Ethical strategy isn’t a behind-the-scenes activity, or a special project initiated after the company has been accused of ethical wrong-doing. An ethical strategy should be informed by and influence every aspect of an organisation. Too often decisions are made, or issues ignored, by a board of directors cut off from the ‘real world’. Without diversity of opinion or lived experience to provide a broader view of the challenges being faced or the opinions of the wider community, strategies are too limited to be effective.
We are going to expect a lot from our leaders in the year ahead, and the public won’t accept excuses from companies in defence of a decision or a failure to act. We will want to see our leaders act with integrity and not to cut into the meat of an organisation. They need to demonstrate openness and honesty in their decisions, putting their people first and not just to meet political or economic interests. We need to advocate far more quickly against injustice and to create urgency around burning issues.
What every organisation needs is a ‘defensible’ policy; a clear view on how to act to avoid backlash, without ignoring vital fundraising or income-generating opportunities. This strategy is the umbrella for all activity, something that all levels of management can reference in order to maintain an ethical stance on the decisions they make every day. It’s important that there is a structure to any discussion about ethics. Conversations about what constitutes a defensible ethics policy should incorporate diverse insight. Emotions can get fraught when ethics are discussed from a personal perspective rather than an organisational one, and it’s important to remember that the goal is to ascertain an organisational consensus as to what’s appropriate as opposed to being steered too much by the views of individuals.
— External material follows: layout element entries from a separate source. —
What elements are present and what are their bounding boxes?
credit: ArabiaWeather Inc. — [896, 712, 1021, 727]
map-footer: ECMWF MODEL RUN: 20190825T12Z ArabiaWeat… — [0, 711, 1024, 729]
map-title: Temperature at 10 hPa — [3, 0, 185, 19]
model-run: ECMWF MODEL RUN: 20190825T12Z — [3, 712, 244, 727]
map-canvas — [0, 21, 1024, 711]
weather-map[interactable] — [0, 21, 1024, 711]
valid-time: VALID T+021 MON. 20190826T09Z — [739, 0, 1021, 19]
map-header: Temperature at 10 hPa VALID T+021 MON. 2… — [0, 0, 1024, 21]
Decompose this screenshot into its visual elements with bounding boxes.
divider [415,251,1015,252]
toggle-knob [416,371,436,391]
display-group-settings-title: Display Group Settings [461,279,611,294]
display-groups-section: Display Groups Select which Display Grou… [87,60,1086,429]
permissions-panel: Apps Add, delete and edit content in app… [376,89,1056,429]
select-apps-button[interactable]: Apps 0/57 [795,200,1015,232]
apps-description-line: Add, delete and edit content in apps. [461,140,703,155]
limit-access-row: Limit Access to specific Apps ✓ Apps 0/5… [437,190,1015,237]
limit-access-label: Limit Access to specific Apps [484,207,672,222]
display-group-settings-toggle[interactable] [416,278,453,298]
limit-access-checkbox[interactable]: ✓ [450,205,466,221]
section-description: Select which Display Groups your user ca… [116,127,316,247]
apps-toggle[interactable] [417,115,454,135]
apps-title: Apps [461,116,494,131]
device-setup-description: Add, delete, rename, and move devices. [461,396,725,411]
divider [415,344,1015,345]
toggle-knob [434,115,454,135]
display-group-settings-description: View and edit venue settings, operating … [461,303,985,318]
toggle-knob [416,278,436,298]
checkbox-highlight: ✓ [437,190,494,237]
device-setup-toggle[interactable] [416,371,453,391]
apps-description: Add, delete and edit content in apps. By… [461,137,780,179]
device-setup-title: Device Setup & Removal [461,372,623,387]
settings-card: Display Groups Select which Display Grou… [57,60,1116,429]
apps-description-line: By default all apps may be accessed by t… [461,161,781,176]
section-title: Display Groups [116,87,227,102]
Ethics is a roadmap not a rule book. In the same way, our leaders need to be inspirational not dictatorial. Is it possible to be ethical when the world is under such stress? The Veneer Theory suggested that we’re all a few steps away from revolt and self-interest. But that’s just not true. Humans are generally kind, considerate, industrious and, yes, ethical. And, now more than ever, we need our businesses to be that way too.
About the author
Michelle is founder and CEO of Cause4. Launched in 2009, Cause4 offers strategic support to charities and not-for-profit organisations. The company has grown rapidly and has worked with some of the country’s leading charitable organisations. Cause4 works in the private sector developing CSR and philanthropy programmes with organisations such as Santander, Close Brothers and Cineworld and supports the development of philanthropic foundations. A Guildhall School of Music & Drama and Ashridge Business School graduate, Michelle worked for four years as a professional violinist before becoming a fundraiser. She started Cause4 with a vision to revolutionise the charitable sector. Cause4 was one of the UK’s first B Corporations. Michelle considers ethics a vital skill for leadership – she was selected one of Salt’s World’s Top 100 Compassionate Business Leaders.